Nichts geschieht, obwohl die elektronischen Kontrollvorrichtungen intakt zu sein scheinen. Schadrach begreift, daß das Sperrsystem auf Notstand umgeschaltet worden ist und den Personenverkehr zu den Räumen des Vorsitzenden noch genauer als üblich kontrolliert. Dies spricht für die Hypothese eines Attentatsversuchs. Schadrach brüllt, gestikuliert, schlägt mit den Fäusten gegen die Sperre, schneidet ihr sogar Grimassen; doch das Sicherheitssystem ist offenkundig mit anderen Angelegenheiten beschäftigt und läßt ihn nicht ein. Bis die Tür sich endlich öffnet, sind nach seiner Schätzung vier oder fünf Minuten verstrichen. Die vom Vorsitzenden eintreffenden Daten bleiben wenigstens konstant; sie zeigen an, daß er weiterhin beunruhigt und übermäßig erregt ist, sich aber vom ersten Schreck erholt hat.

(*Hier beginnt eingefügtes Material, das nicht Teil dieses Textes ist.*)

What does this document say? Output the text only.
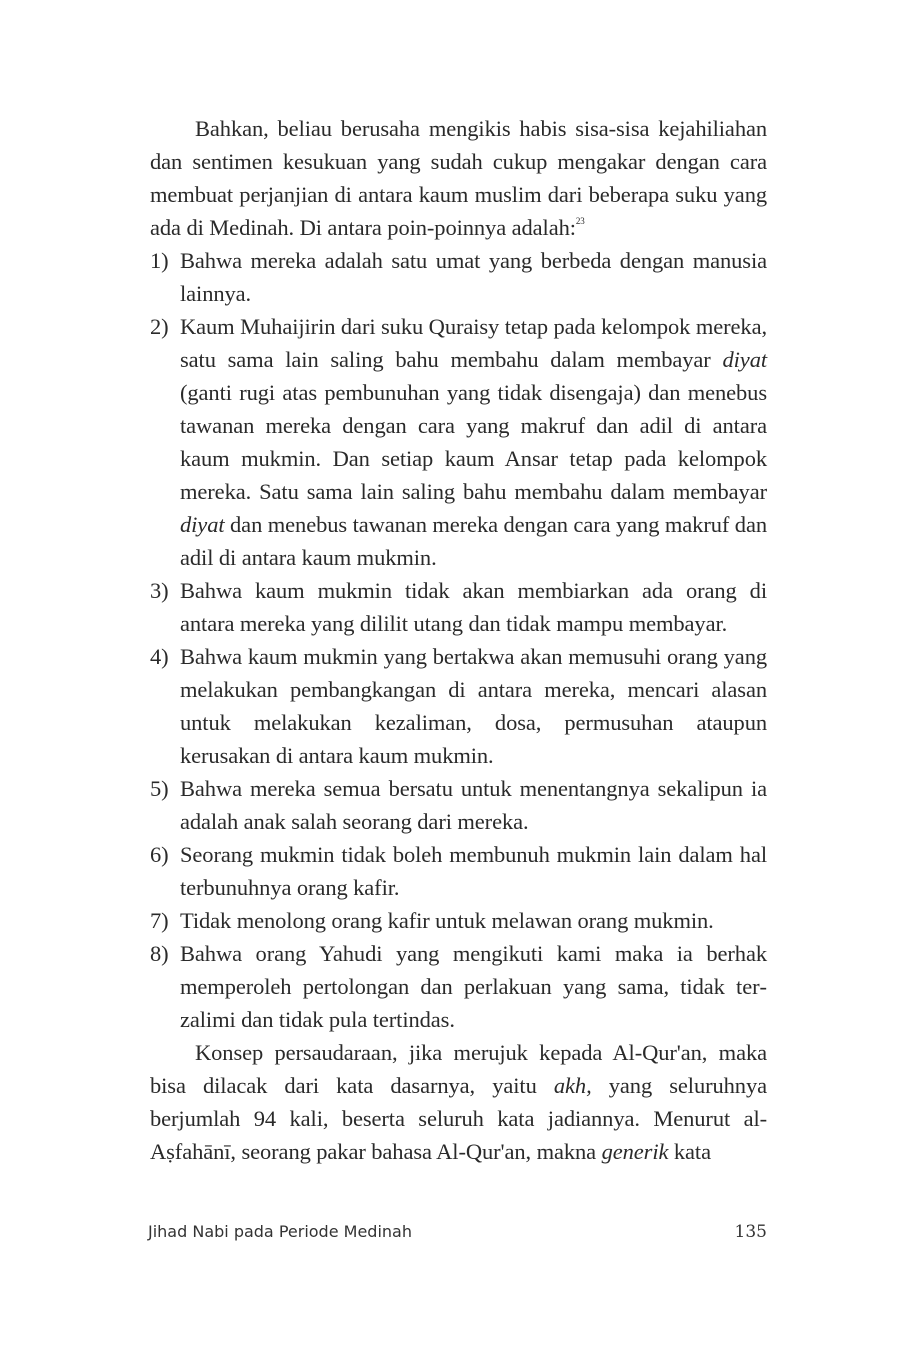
Bahkan, beliau berusaha mengikis habis sisa-sisa kejahiliahan dan sentimen kesukuan yang sudah cukup mengakar dengan cara membuat perjanjian di antara kaum muslim dari beberapa suku yang ada di Medinah. Di antara poin-poinnya adalah:$^{23}$

1) Bahwa mereka adalah satu umat yang berbeda dengan manusia lainnya.
2) Kaum Muhaijirin dari suku Quraisy tetap pada kelompok mereka, satu sama lain saling bahu membahu dalam membayar diyat (ganti rugi atas pembunuhan yang tidak disengaja) dan menebus tawanan mereka dengan cara yang makruf dan adil di antara kaum mukmin. Dan setiap kaum Ansar tetap pada kelompok mereka. Satu sama lain saling bahu membahu dalam membayar diyat dan menebus tawanan mereka dengan cara yang makruf dan adil di antara kaum mukmin.
3) Bahwa kaum mukmin tidak akan membiarkan ada orang di antara mereka yang dililit utang dan tidak mampu membayar.
4) Bahwa kaum mukmin yang bertakwa akan memusuhi orang yang melakukan pembangkangan di antara mereka, mencari alasan untuk melakukan kezaliman, dosa, permusuhan ataupun kerusakan di antara kaum mukmin.
5) Bahwa mereka semua bersatu untuk menentangnya sekalipun ia adalah anak salah seorang dari mereka.
6) Seorang mukmin tidak boleh membunuh mukmin lain dalam hal terbunuhnya orang kafir.
7) Tidak menolong orang kafir untuk melawan orang mukmin.
8) Bahwa orang Yahudi yang mengikuti kami maka ia berhak memperoleh pertolongan dan perlakuan yang sama, tidak terzalimi dan tidak pula tertindas.

Konsep persaudaraan, jika merujuk kepada Al-Qur'an, maka bisa dilacak dari kata dasarnya, yaitu akh, yang seluruhnya berjumlah 94 kali, beserta seluruh kata jadiannya. Menurut al-Aṣfahānī, seorang pakar bahasa Al-Qur'an, makna generik kata

Jihad Nabi pada Periode Medinah	135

Zu seinem Verdruß wird Schadrach in der Diele noch einmal von Leibwächtern aufgehalten und kontrolliert, bevor er das Schlafzimmer des Vorsitzenden betreten darf. Wie er zur Tür hereinstürzt, sieht er Dschingis Khan II. Mao aufrecht im Bett sitzen, umringt von fünf oder sechs Dienern und einem Dutzend Persönlichkeiten aus Revolutionsrat und Beraterstab. Alle drängen in heller Aufregung durcheinander und verursachen eine allgemeine Unruhe, die der Genesung des Vorsitzenden gerade in dieser postoperativen Phase sehr abträglich ist. Unter den Anwesenden sieht Schadrach Gonchigdorge, Ionigylakis, Sicherheitschef Avogadro und sogar Bela Horthy, der nach seiner ausschweifenden Nacht in Karakorum schrecklich fahl und verkatert aussieht. Weitere Personen aus der Umgebung des Vorsitzenden und des Revolutionsrates treffen in nicht abreißender Folge ein. Viele sind offenbar wie Schadrach selbst aus dem Schlaf gerissen worden und nur teilweise bekleidet. Schadrach ist bestürzt. Er kann die klare aber schwache Stimme des alten Mannes durch den allgemeinen Lärm hören, aber das Bett ist so umlagert, daß er nicht zu seinem Patienten durchdringen kann.

»Schrecklich, wirklich schrecklich«, sagt Ionigylakis und bewegt den Kopf wie ein verwundeter Bär bedächtig von einer Seite zur anderen.